What is A Deacon?

Journey

In the Anglican Church, there are three different ordained "orders" -- bishops, priests and deacons. At IAC we have two priests (Ken & Gerrit), we have had bishops visit, and we have two deacons (Ed and Delrece). What complicates matters is that "deacon" can mean different things in different denominations.

Since the role of a deacon is not a headship role, but an assisting role, and since Romans 16:1 speaks of Phoebe as a deacon of the church (the NIV translates the word as "servant", while the context -- "of the church" -- points to the role of a deacon and not just somebody who serves -- Paul uses different words for that in the next verse), the Anglican Mission, and almost all of the Anglican Church world-wide, also ordains women to the diaconate.

Acts 6 is often looked to as the key text in understanding the diaconate. The apostles ask for the church to choose seven men "of good repute, full of the Holy Spirit and of wisdom," to serve (the Greek word for "serve" is where we get the word deacon) the people so that the apostles could attend to the ministry of the Word -- and they chose seven and laid hands on (ordained) them. While Acts 6 gives an expression of the diaconate in the early church, it is actually not the defining text. The diaconate is defined by the Lord Jesus Christ. In Matthew 20:28, Jesus said, "Just as the Son of Man did not come to be served, but to serve, and to give his life as a ransom for many."

In the New Testament, we see that Jesus fulfills the role of the High Priest and the King. What we also see is that Jesus also sets forth himself as the model for the deacon - He is the One who came to serve. Not only did Jesus come to serve, but that aspect of His ministry is the one we are called to make our own. We are not called to become High Priests, we are not called to become the King: we are called to serve. Paul writes, in Philippians 2:5-7, "Your attitude should be the same as that of Christ Jesus: Who, being in very nature God, did not consider equality with God something to be grasped, but made himself nothing, taking the very nature of a servant, being made in human likeness." The deacon, in living out this role of serving -- and calling others into service, is a model for the whole church, and was foundational in the New Testament Church. Each one of us is called to be a deacon, we are to be servants.

At the heart of the cross, at the heart of our salvation, is Jesus as servant. Because of this truth, not only are deacons a model for the whole Church, the diaconate speaks to the heart of Jesus and His ministry and work on the cross. Jesus has modeled for us what it means to serve. He is the first deacon, He is the servant: and we are to do what we see Him doing. Do we come to be served if He came to serve? No, we come to serve.

The problem is that by 325 in the Church, the hierarchy that marked the world also marked the church. If you wanted to "be somebody" in the church, you had to be ordained . . . and the deacon was the "first level" of that hierarchy. If you were more gifted, you could be ordained a priest, and then maybe even a bishop. The deacon, then, became the lowest rung on the ladder of "upward mobility" in the church. But this is not the model the Lord gave in Matthew 20:26, "Not so with you. Instead, whoever wants to become great among you must be your servant." The heart of the Christian life is not to be "upwardly mobile," but to be "downwardly mobile," to become the servant of others, to take on this nature of Jesus as our own. He wasn't grasping for recognition and power -- He made Himself nothing, taking on the very nature of a servant.

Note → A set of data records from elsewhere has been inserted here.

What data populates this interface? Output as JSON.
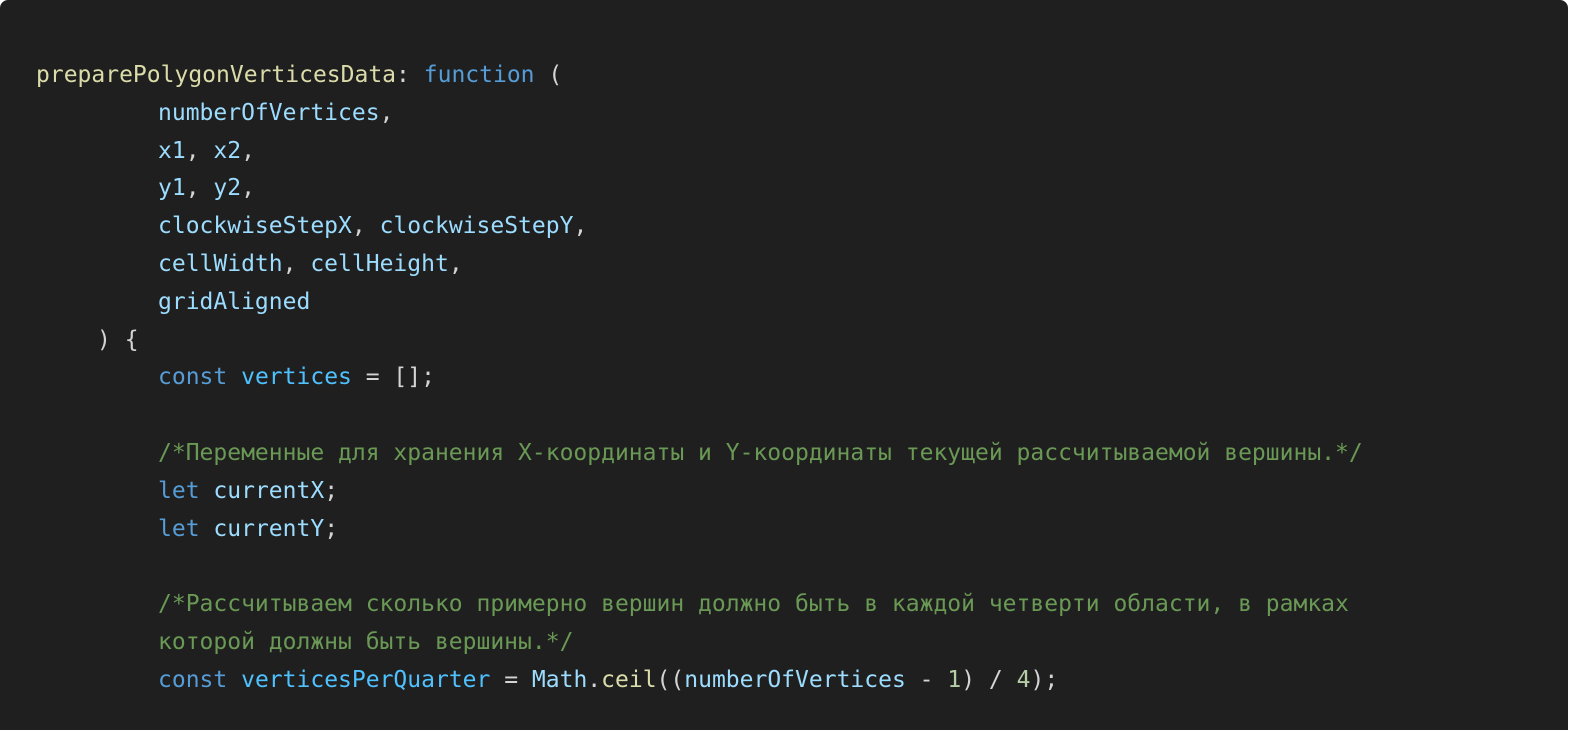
{
  "code": {
    "l1": {
      "name": "preparePolygonVerticesData",
      "colon": ":",
      "kw": "function",
      "paren": " ("
    },
    "l2": {
      "a": "numberOfVertices",
      "p": ","
    },
    "l3": {
      "a": "x1",
      "p1": ", ",
      "b": "x2",
      "p2": ","
    },
    "l4": {
      "a": "y1",
      "p1": ", ",
      "b": "y2",
      "p2": ","
    },
    "l5": {
      "a": "clockwiseStepX",
      "p1": ", ",
      "b": "clockwiseStepY",
      "p2": ","
    },
    "l6": {
      "a": "cellWidth",
      "p1": ", ",
      "b": "cellHeight",
      "p2": ","
    },
    "l7": {
      "a": "gridAligned"
    },
    "l8": {
      "p": ") {"
    },
    "l9": {
      "kw": "const",
      "v": "vertices",
      "rest": " = [];"
    },
    "l11": {
      "comment": "/*Переменные для хранения X-координаты и Y-координаты текущей рассчитываемой вершины.*/"
    },
    "l12": {
      "kw": "let",
      "v": "currentX",
      "p": ";"
    },
    "l13": {
      "kw": "let",
      "v": "currentY",
      "p": ";"
    },
    "l15": {
      "comment": "/*Рассчитываем сколько примерно вершин должно быть в каждой четверти области, в рамках"
    },
    "l16": {
      "comment": "которой должны быть вершины.*/"
    },
    "l17": {
      "kw": "const",
      "v": "verticesPerQuarter",
      "eq": " = ",
      "obj": "Math",
      "dot": ".",
      "fn": "ceil",
      "open": "((",
      "arg": "numberOfVertices",
      "op": " - ",
      "n1": "1",
      "close1": ") / ",
      "n2": "4",
      "end": ");"
    }
  },
  "colors": {
    "background": "#1f1f1f",
    "function_name": "#dcdcaa",
    "keyword": "#569cd6",
    "parameter": "#9cdcfe",
    "constant": "#4fc1ff",
    "comment": "#6a9955",
    "number": "#b5cea8"
  }
}
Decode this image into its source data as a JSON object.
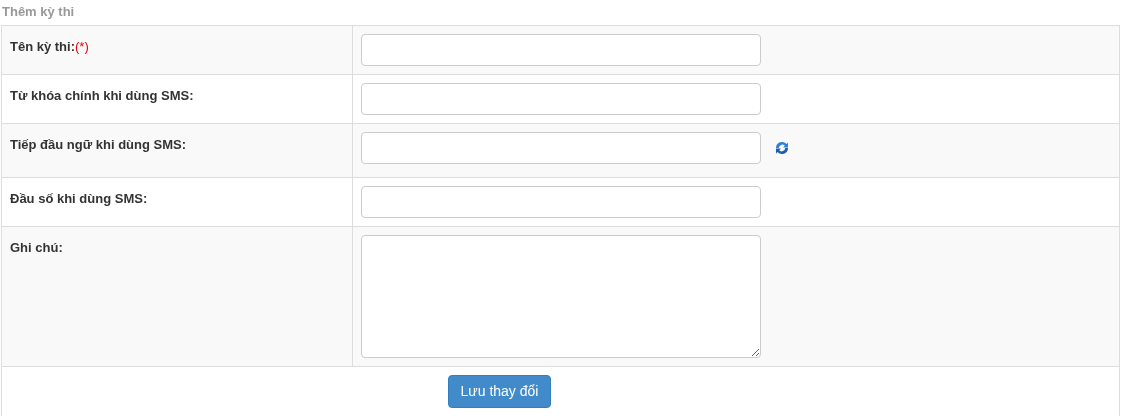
{
  "title": "Thêm kỳ thi",
  "rows": [
    {
      "label": "Tên kỳ thi:",
      "required_mark": "(*)",
      "kind": "input",
      "refresh": false
    },
    {
      "label": "Từ khóa chính khi dùng SMS:",
      "kind": "input",
      "refresh": false
    },
    {
      "label": "Tiếp đầu ngữ khi dùng SMS:",
      "kind": "input",
      "refresh": true
    },
    {
      "label": "Đầu số khi dùng SMS:",
      "kind": "input",
      "refresh": false
    },
    {
      "label": "Ghi chú:",
      "kind": "textarea",
      "refresh": false
    }
  ],
  "submit_button": "Lưu thay đổi"
}
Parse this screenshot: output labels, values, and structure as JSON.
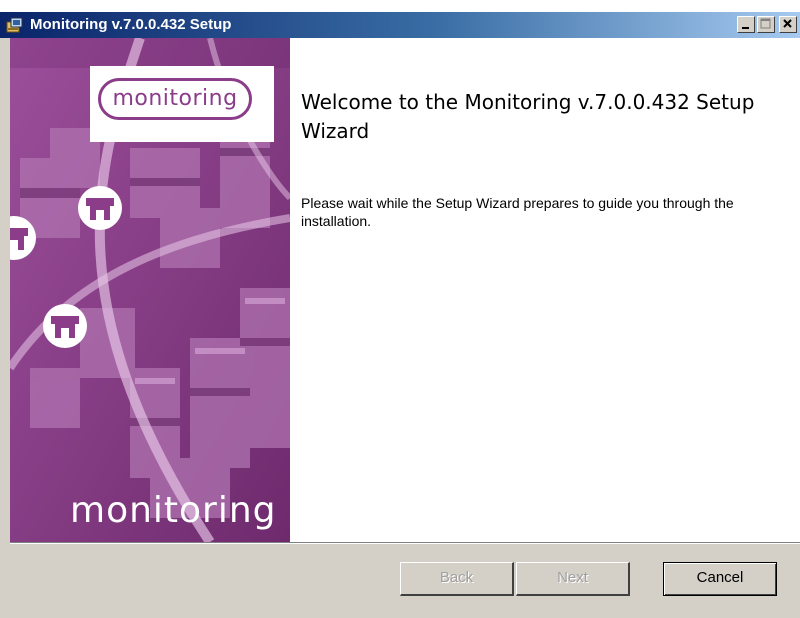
{
  "window": {
    "title": "Monitoring v.7.0.0.432 Setup",
    "controls": {
      "minimize": "minimize",
      "maximize": "maximize",
      "close": "close"
    }
  },
  "side_panel": {
    "logo_text": "monitoring",
    "brand_text": "monitoring",
    "colors": {
      "primary": "#8b3d8a",
      "light": "#c48ac4",
      "dark": "#5e1f5e"
    }
  },
  "content": {
    "title": "Welcome to the Monitoring v.7.0.0.432 Setup Wizard",
    "body": "Please wait while the Setup Wizard prepares to guide you through the installation."
  },
  "buttons": {
    "back": "Back",
    "next": "Next",
    "cancel": "Cancel"
  },
  "icons": [
    "installer-icon",
    "store-icon"
  ]
}
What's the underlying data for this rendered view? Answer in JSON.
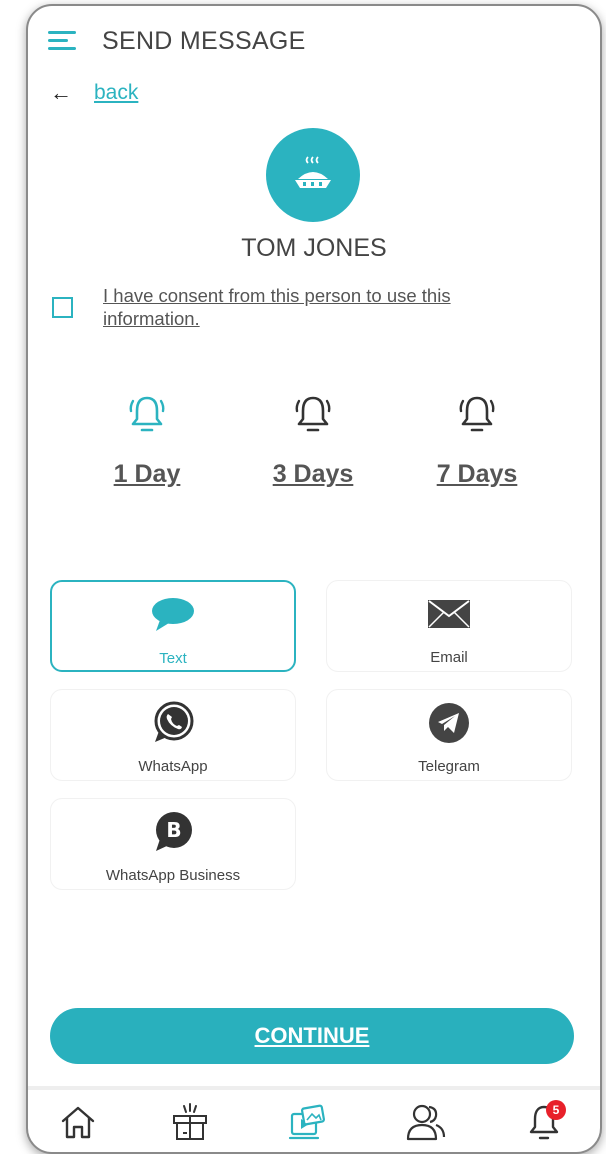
{
  "header": {
    "title": "SEND MESSAGE",
    "menu_icon": "hamburger-icon"
  },
  "back": {
    "label": "back",
    "icon": "arrow-left-icon"
  },
  "contact": {
    "name": "TOM JONES",
    "avatar_icon": "pie-icon"
  },
  "consent": {
    "label": "I have consent from this person to use this information.",
    "checked": false
  },
  "reminders": [
    {
      "label": "1 Day",
      "selected": true
    },
    {
      "label": "3 Days",
      "selected": false
    },
    {
      "label": "7 Days",
      "selected": false
    }
  ],
  "channels": [
    {
      "label": "Text",
      "icon": "speech-bubble-icon",
      "selected": true
    },
    {
      "label": "Email",
      "icon": "envelope-icon",
      "selected": false
    },
    {
      "label": "WhatsApp",
      "icon": "whatsapp-icon",
      "selected": false
    },
    {
      "label": "Telegram",
      "icon": "telegram-icon",
      "selected": false
    },
    {
      "label": "WhatsApp Business",
      "icon": "whatsapp-business-icon",
      "selected": false
    }
  ],
  "continue_label": "CONTINUE",
  "nav": {
    "items": [
      {
        "name": "home",
        "icon": "home-icon"
      },
      {
        "name": "gift",
        "icon": "gift-icon"
      },
      {
        "name": "media",
        "icon": "media-icon",
        "active": true
      },
      {
        "name": "contacts",
        "icon": "people-icon"
      },
      {
        "name": "notifications",
        "icon": "bell-icon"
      }
    ],
    "notification_count": "5"
  },
  "colors": {
    "accent": "#2bb3c0",
    "badge": "#e8202a",
    "text": "#444444"
  }
}
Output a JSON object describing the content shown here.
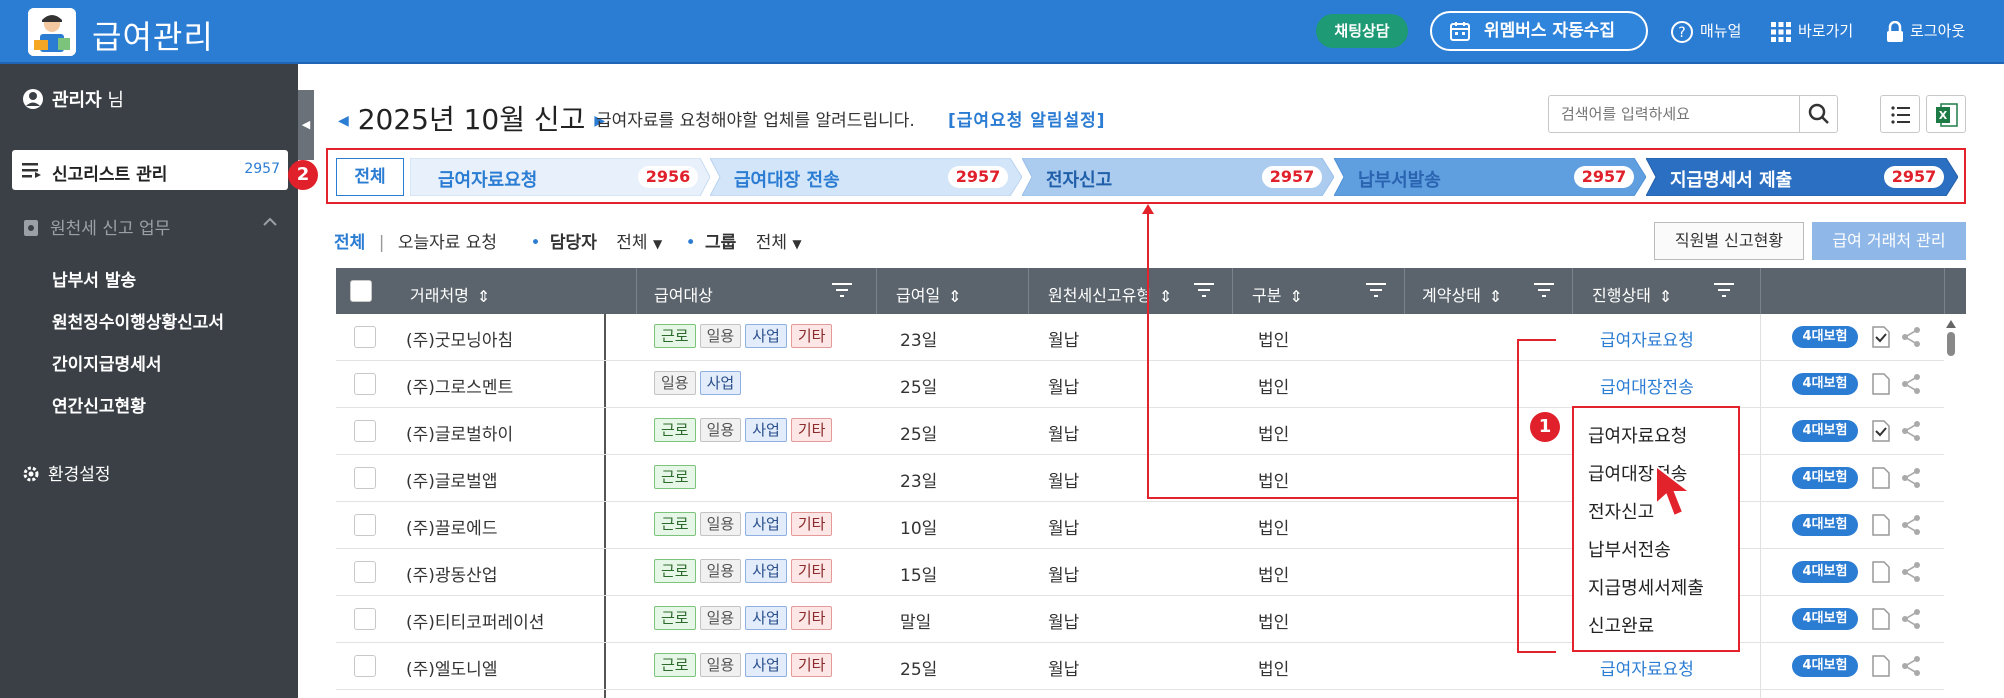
{
  "header": {
    "title": "급여관리",
    "chat_label": "채팅상담",
    "auto_label": "위멤버스 자동수집",
    "manual_label": "매뉴얼",
    "shortcut_label": "바로가기",
    "logout_label": "로그아웃"
  },
  "sidebar": {
    "admin_name": "관리자",
    "admin_suffix": "님",
    "active": {
      "label": "신고리스트 관리",
      "count": "2957"
    },
    "section_label": "원천세 신고 업무",
    "items": [
      {
        "label": "납부서 발송"
      },
      {
        "label": "원천징수이행상황신고서"
      },
      {
        "label": "간이지급명세서"
      },
      {
        "label": "연간신고현황"
      }
    ],
    "settings_label": "환경설정"
  },
  "callouts": {
    "first": "1",
    "second": "2"
  },
  "main": {
    "period": "2025년 10월 신고",
    "description": "급여자료를 요청해야할 업체를 알려드립니다.",
    "setting_link": "[급여요청 알림설정]",
    "search_placeholder": "검색어를 입력하세요"
  },
  "steps": {
    "all_label": "전체",
    "items": [
      {
        "label": "급여자료요청",
        "count": "2956"
      },
      {
        "label": "급여대장 전송",
        "count": "2957"
      },
      {
        "label": "전자신고",
        "count": "2957"
      },
      {
        "label": "납부서발송",
        "count": "2957"
      },
      {
        "label": "지급명세서 제출",
        "count": "2957"
      }
    ]
  },
  "filters": {
    "all": "전체",
    "separator": "|",
    "today": "오늘자료 요청",
    "manager_label": "담당자",
    "manager_value": "전체",
    "group_label": "그룹",
    "group_value": "전체",
    "employee_btn": "직원별 신고현황",
    "client_btn": "급여 거래처 관리"
  },
  "table": {
    "columns": [
      "거래처명",
      "급여대상",
      "급여일",
      "원천세신고유형",
      "구분",
      "계약상태",
      "진행상태"
    ],
    "insurance_label": "4대보험",
    "rows": [
      {
        "name": "(주)굿모닝아침",
        "tags": [
          "근로",
          "일용",
          "사업",
          "기타"
        ],
        "pay_day": "23일",
        "type": "월납",
        "kind": "법인",
        "status": "급여자료요청"
      },
      {
        "name": "(주)그로스멘트",
        "tags": [
          "일용",
          "사업"
        ],
        "pay_day": "25일",
        "type": "월납",
        "kind": "법인",
        "status": "급여대장전송"
      },
      {
        "name": "(주)글로벌하이",
        "tags": [
          "근로",
          "일용",
          "사업",
          "기타"
        ],
        "pay_day": "25일",
        "type": "월납",
        "kind": "법인",
        "status": ""
      },
      {
        "name": "(주)글로벌앱",
        "tags": [
          "근로"
        ],
        "pay_day": "23일",
        "type": "월납",
        "kind": "법인",
        "status": ""
      },
      {
        "name": "(주)끌로에드",
        "tags": [
          "근로",
          "일용",
          "사업",
          "기타"
        ],
        "pay_day": "10일",
        "type": "월납",
        "kind": "법인",
        "status": ""
      },
      {
        "name": "(주)광동산업",
        "tags": [
          "근로",
          "일용",
          "사업",
          "기타"
        ],
        "pay_day": "15일",
        "type": "월납",
        "kind": "법인",
        "status": ""
      },
      {
        "name": "(주)티티코퍼레이션",
        "tags": [
          "근로",
          "일용",
          "사업",
          "기타"
        ],
        "pay_day": "말일",
        "type": "월납",
        "kind": "법인",
        "status": ""
      },
      {
        "name": "(주)엘도니엘",
        "tags": [
          "근로",
          "일용",
          "사업",
          "기타"
        ],
        "pay_day": "25일",
        "type": "월납",
        "kind": "법인",
        "status": "급여자료요청"
      }
    ]
  },
  "status_dropdown": {
    "options": [
      "급여자료요청",
      "급여대장전송",
      "전자신고",
      "납부서전송",
      "지급명세서제출",
      "신고완료"
    ]
  },
  "colors": {
    "brand_blue": "#2b7cd3",
    "sidebar_bg": "#3b4046",
    "table_header": "#5b646c",
    "highlight_red": "#e3232b",
    "chat_green": "#1e9a74"
  }
}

In Matthew 25, when Jesus describes the Day of Judgment, He says that all the nations will be gathered before Him -- every person ever born -- and He will separate them between the sheep and the goats, between the just and the unjust. And what is the criteria for this separation, how are the sheep known? Service. Matthew 25:34-36 "Then the King will say to those on his right, 'Come, you who are blessed by my Father; take your inheritance, the kingdom prepared for you since the creation of the world. For I was hungry and you gave me something to eat, I was thirsty and you gave me something to drink, I was a stranger and you invited me in, I needed clothes and you clothed me, I was sick and you looked after me, I was in prison and you came to visit me.'" We are not saved by works, we are saved by grace through faith -- but the evidence of that great salvation, the evidence of His grace in our lives, is that this service marks our life: that we are deacons as the Lord Jesus is a deacon.

This emphasis on service is does not mean that a deacon serves instead of others -- the deacon is called to serve and to help others step into a life of serving (just like having ordained priests doesn't demolish the "priesthood of all believers" -- one of the functions of a priest is to help all believers step into living out the priesthood of all believers). Deacons exemplify service in their roles in the liturgy through reading the Gospel (they go out into the world just as Jesus went into the world), by preparing the communion table during the offertory, and by dismissing the congregation at the end of the service: to go into the world.

We need this truth today -- we need deacons today -- because all too often the church tries to move by power as the world defines power and we lose the power of the Holy Spirit bringing revival. If we could grasp this truth of being called to serve, if we could walk more in this truth that we are called to be deacons, called to be downwardly mobile, then the church moves with the power of Jesus and not the power of this world.